Monday, April 29, 2013

Chinese with my hands.

Sunday 4-21-13
So today started out just like any other Sunday, got up, got ready and went to church. Today Susan actually gave a talk! That was pretty cool, never seen a sacrament meeting talk given with the speaker sitting on the couch and talking on the phone! That's a first! After church I chilled in my room... literally chilled, nearly froze. It was warmer outside than it is in our rooms its freezing. But I had some journal writing to do. I wrote in my journal and hung out with the girls. We watched a super cute movie and really did a whole lot of nothing. I got some pictures sent to my mom and was trying to get the internet connection to be consistent so that they would upload when I got a QQ message from the Deaf girl I met on the bus yesterday! I told her hello and asked her if she was deaf. She told me that she was congenitally deaf and asked where I was from. I told her I was from Utah and that’s when she asked if the hand gestures I was using yesterday were American Sign Language. I told her that they were and I wished I could learn Chinese sign language so that I could communicate with her. Now with QQ I get a message, copy paste it into Google translate, read that, write my response in English and then translate that to Chinese and then copy paste it into the text bar and then send it. The Google translate was being weird so I gave up on trying to chat for a little while and just talked with my friends. I noticed that I got another message from my new deaf friend. I figured I might as well try to translate it and it worked! I panicked a little when I read “I video chat you and you learn?” “okay?” yikes! But I have learned in the past year and especially these past two months, if I am about to do something that makes me nervous or takes me out of my comfort zone, like try a rip-stick, ask Candice if I can try painting, watch the Chinese martial art teacher practice and offer to teach him English in trade for some training, pee in a squatter, eat a chicken foot or go to a foreign country and teach English solo and hope I make friends, it means I am about to learn something or push myself to grow. I've spent too much of my life worried about making mistakes. I have let the fear of striking out keep me from playing the game and I am tired of sitting on the bench. I not only accepted the video call but I signed with my new friend for an hour.  

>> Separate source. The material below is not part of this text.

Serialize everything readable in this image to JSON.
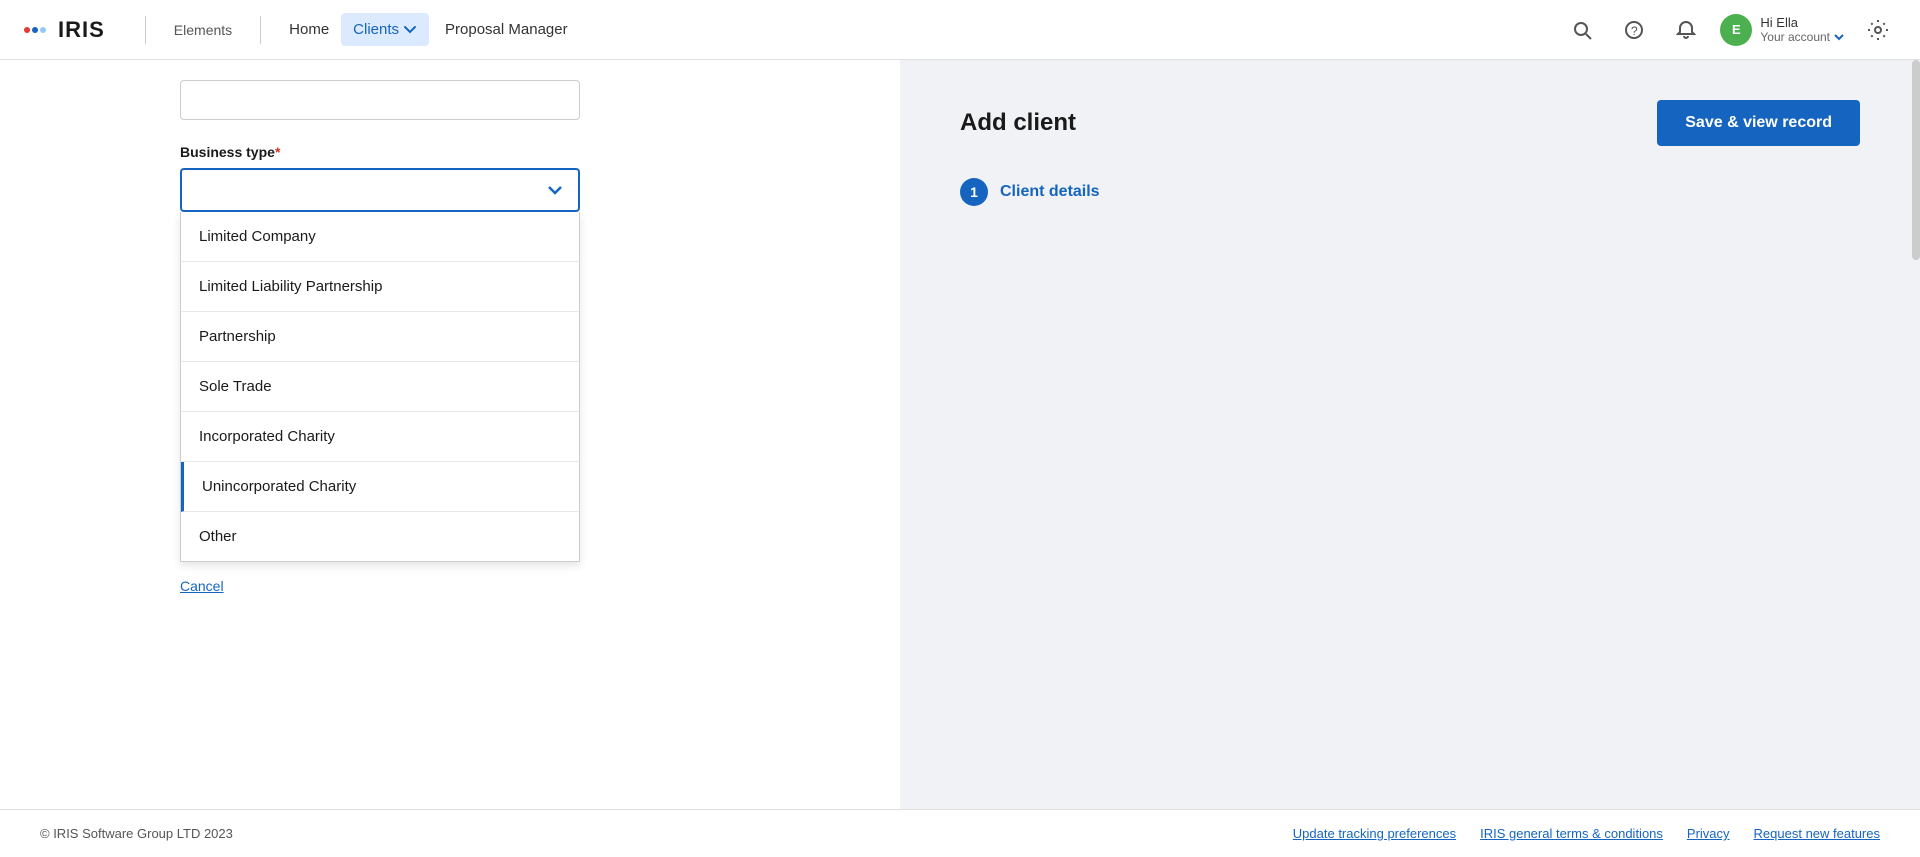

 I got the system down. She sent me the word in Chinese, I Google translated it and then watched her sign it. I repeated the signs and tried to mix up the words and use them in different sentences so I made sure I got the context and meaning correct. I learned how to sign my Chinese name as well as. I am a teacher I come from America and I am 20 years old. I learned “I’m sorry” and “it’s alright” she told me I was very beautiful and smart and taught me “thank you” “i am happy that we became friends” and many more phrases that keep coming to me. It took me an hour and I feel like I can communicate more in CSL than I can in Chinese and I have been hearing it as well as trying to pick up on it for the past two months! Why people wouldn't want to teach their kids sign language is beyond me. Not only can I hear and speak, but I also have people who can help me translate and pronounce things. Why would parents not allow their children to learn a Sign Language to help them in life? Ignorance. I honestly believe than it has to be pure ignorance. I love the language. In fact, I find that when I teach my students or even Lee and they have a hard time pronouncing the word or understanding it, I will say the word slower and sign it. Hello Dell, not going to help ha but I guess ASL is just in my blood and you know what? I’m totally fine with that! I will defend the language and culture until the day I die; I found a passion and love for something that has provided me a very awesome experience while over here in China that I can only thank Ms. Bolton for.